Interpretive Summary: The genomic DNA of living organisms are made up of two portions. One portion is expressed leading to products, while another portion is not expressed. Expressed DNA sequence tags (ESTs) from the first portion often contain single- or low-copies of conserved core nucleotide sequences that allow the development of simple sequence repeats (SSRs) DNA markers. In this study, a total of 262,113 sugarcane ESTs were downloaded from the GenBank database. Analysis of these sequences identified 62,565 non-redundant genes (Unigenes) with a total length of about 50,058.89 kilo-base pairs and 9,482 SSRs. The frequency of SSR detection was 15.15%, one SSR in 5.28 kilo-base pairs. The dominant SSR types were dinucleotide and tronucleotide, accounting for 21.22% and 8.18%, respectively. The polymorphism of SSRs was also assessed. The information lays the foundation for the exploitation of EST-SSR tags and related molecular biology research in sugarcane.

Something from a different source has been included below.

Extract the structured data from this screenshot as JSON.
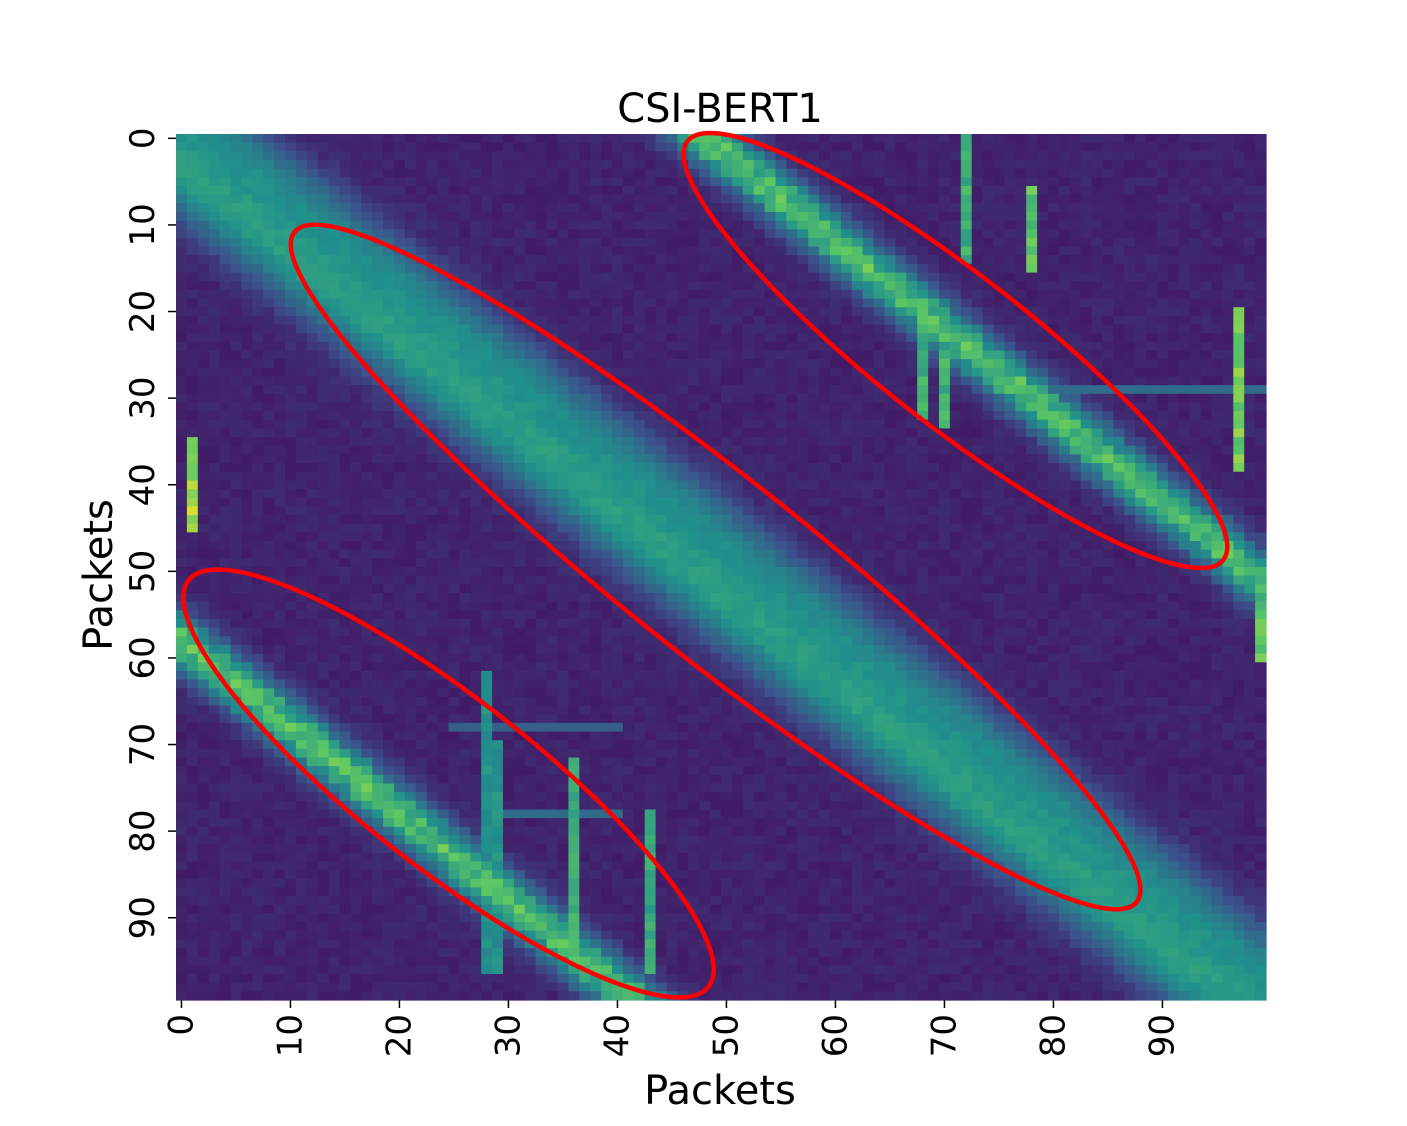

Technical Abstract: Expressed sequence tags ( ESTs) offer the opportunity to exploit single, low -copy, conserved sequence motifs for the development of simple sequence repeats ( SSRs). The total of 262 113 ESTs of sugarcane (Saccharum officinarum) in the database of NCBI were downloaded and analyzed, which resulted in 62 565 non-redundant Unigenes with total length about 50 058.89 kb. 9 482 SSRs from these sequences were acquired. The frequency of SSR in the unigene was 15.15%. One piece of SSR arised in 5.28 kb averagely. Trinucleotide repeats were the main type, accounting for 45.92% of the total SSRs. The dominant repeat types were dinucleotide and trinucleotide, accounting for 21.22% and 8.18% respectively. The polymorphism of SSRs was assessed. The searching and analysis of SSRs lays foundations for the exploitation of sugarcane EST-SSR tags and the related research of molecular biology.